Shucks, let's do some links and stuff, eh?
Microsoft has an update to the security bulletin about PowerPoint 2000 that I referenced the other day. If you did anything about the previous one, looks like you'll have to do it again. My favorite part of this and many other Microsoft Security Bulletins is the "but it's really not so bad" section:
Now I can certainly sympathize with the poor people who have to write these things, but just how hard is it to "entice" someone to "view" a piece of email?
Everyone is logging this, but it's such a neat hack that I can't help joining in to pay tribute:
DirecTV sent programmatic code in the stream, using their new dynamic code ally, that hunted down hacked smart cards and destroyed them. The IRC DirecTV channels overflowed with thousands of people who had lost the ability to watch their stolen TV. The hacking community by and large lost not only their ability to watch TV, but the cards themselves were likely permanently destroyed. Some estimate that in one evening, 100,000 smart cards were destroyed, removing 98% of the hacking communities' ability to steal their signal. To add a little pizzazz to the operation, DirecTV personally "signed" the anti-hacker attack. The first 8 computer bytes of all hacked cards were rewritten to read "GAME OVER".
The impressive thing about this, to me, is how positive the reaction of the clued community has been to what DirecTV did. I mean sure it goes against the whole "information wants to be free" dogma, but it was clearly a Very Cool Hack, and that's what counts.
(Someday I want to make that page listing blogs with associated stores, and a checklist of Fun Knobs To Add To Your Blog, which would include things like CafePress stores, "links open in new window" boxes, permalinks, search pages, and so on.)
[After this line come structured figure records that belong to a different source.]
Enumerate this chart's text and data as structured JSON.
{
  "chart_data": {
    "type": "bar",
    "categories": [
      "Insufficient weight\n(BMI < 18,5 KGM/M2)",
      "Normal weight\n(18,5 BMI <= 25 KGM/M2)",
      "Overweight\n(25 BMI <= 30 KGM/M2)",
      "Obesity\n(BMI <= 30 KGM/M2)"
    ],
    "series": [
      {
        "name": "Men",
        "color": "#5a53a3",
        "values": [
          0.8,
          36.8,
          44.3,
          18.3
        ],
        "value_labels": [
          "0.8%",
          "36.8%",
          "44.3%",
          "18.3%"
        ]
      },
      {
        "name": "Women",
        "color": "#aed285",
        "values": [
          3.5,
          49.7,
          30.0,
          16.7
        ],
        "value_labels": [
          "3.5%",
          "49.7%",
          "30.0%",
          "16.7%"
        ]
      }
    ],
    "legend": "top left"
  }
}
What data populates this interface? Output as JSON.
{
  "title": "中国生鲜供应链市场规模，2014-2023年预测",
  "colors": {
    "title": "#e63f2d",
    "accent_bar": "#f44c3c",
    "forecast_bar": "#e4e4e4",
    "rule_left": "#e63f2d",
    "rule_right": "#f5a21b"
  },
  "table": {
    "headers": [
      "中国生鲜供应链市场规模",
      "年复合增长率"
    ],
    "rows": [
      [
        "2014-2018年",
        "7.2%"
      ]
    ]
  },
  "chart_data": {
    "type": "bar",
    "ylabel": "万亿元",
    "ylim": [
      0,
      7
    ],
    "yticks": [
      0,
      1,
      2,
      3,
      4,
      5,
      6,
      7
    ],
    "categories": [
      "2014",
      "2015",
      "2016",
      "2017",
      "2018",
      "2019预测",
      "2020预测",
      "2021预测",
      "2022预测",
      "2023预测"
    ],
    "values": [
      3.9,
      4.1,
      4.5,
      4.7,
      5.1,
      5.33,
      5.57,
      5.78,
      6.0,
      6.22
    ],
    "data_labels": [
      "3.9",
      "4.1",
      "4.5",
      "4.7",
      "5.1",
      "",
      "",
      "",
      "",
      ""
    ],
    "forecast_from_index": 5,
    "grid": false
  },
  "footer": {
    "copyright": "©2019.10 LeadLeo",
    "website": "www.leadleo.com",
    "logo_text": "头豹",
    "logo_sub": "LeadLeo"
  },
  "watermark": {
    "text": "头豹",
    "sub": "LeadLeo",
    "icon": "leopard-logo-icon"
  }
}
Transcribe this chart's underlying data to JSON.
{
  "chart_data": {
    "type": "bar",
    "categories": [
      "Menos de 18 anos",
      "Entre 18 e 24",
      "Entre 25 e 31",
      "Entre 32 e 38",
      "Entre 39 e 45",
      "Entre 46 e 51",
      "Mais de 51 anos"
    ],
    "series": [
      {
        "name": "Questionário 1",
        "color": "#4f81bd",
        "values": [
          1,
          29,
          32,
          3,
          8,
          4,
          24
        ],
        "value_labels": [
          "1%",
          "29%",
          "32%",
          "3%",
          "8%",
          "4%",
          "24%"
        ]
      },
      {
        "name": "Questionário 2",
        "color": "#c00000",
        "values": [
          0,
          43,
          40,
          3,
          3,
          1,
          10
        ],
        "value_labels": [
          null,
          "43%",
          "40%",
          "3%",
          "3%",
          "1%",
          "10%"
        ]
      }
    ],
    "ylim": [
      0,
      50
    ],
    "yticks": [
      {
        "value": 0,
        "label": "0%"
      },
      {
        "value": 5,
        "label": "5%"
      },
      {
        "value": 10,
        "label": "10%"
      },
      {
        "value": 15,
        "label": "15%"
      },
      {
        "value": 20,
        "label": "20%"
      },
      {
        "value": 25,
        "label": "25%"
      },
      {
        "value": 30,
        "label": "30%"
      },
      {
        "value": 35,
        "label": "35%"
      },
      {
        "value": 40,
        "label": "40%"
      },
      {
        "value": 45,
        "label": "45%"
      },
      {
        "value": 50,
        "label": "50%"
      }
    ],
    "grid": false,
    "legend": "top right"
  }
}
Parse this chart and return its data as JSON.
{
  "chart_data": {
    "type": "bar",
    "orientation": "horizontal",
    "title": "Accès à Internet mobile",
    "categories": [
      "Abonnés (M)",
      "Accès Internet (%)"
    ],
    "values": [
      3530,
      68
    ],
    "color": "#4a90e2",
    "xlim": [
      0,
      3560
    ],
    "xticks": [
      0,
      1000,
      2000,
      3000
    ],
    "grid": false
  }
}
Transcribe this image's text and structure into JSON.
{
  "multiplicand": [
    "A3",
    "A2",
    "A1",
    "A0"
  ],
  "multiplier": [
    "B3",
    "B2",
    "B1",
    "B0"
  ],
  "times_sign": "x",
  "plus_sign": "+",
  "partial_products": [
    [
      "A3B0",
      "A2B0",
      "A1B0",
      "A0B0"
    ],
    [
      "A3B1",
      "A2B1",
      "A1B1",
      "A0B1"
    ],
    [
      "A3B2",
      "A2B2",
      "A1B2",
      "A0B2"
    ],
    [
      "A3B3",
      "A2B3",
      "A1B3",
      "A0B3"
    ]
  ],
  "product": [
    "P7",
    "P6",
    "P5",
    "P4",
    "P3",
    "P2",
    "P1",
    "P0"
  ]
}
"Big Brother" awards are presented to the government agencies, companies and initiatives which have done most to invade personal privacy. A "lifetime menace" award is also presented.
Someone should suggest that "lifetime menace award" thing to Badvogato. *8)
So anyway! Off to polish the metaphors! Spin the cherries! Mollify the dreaming weasels, restless in their slumber! Don't flake any retroactive dendrites!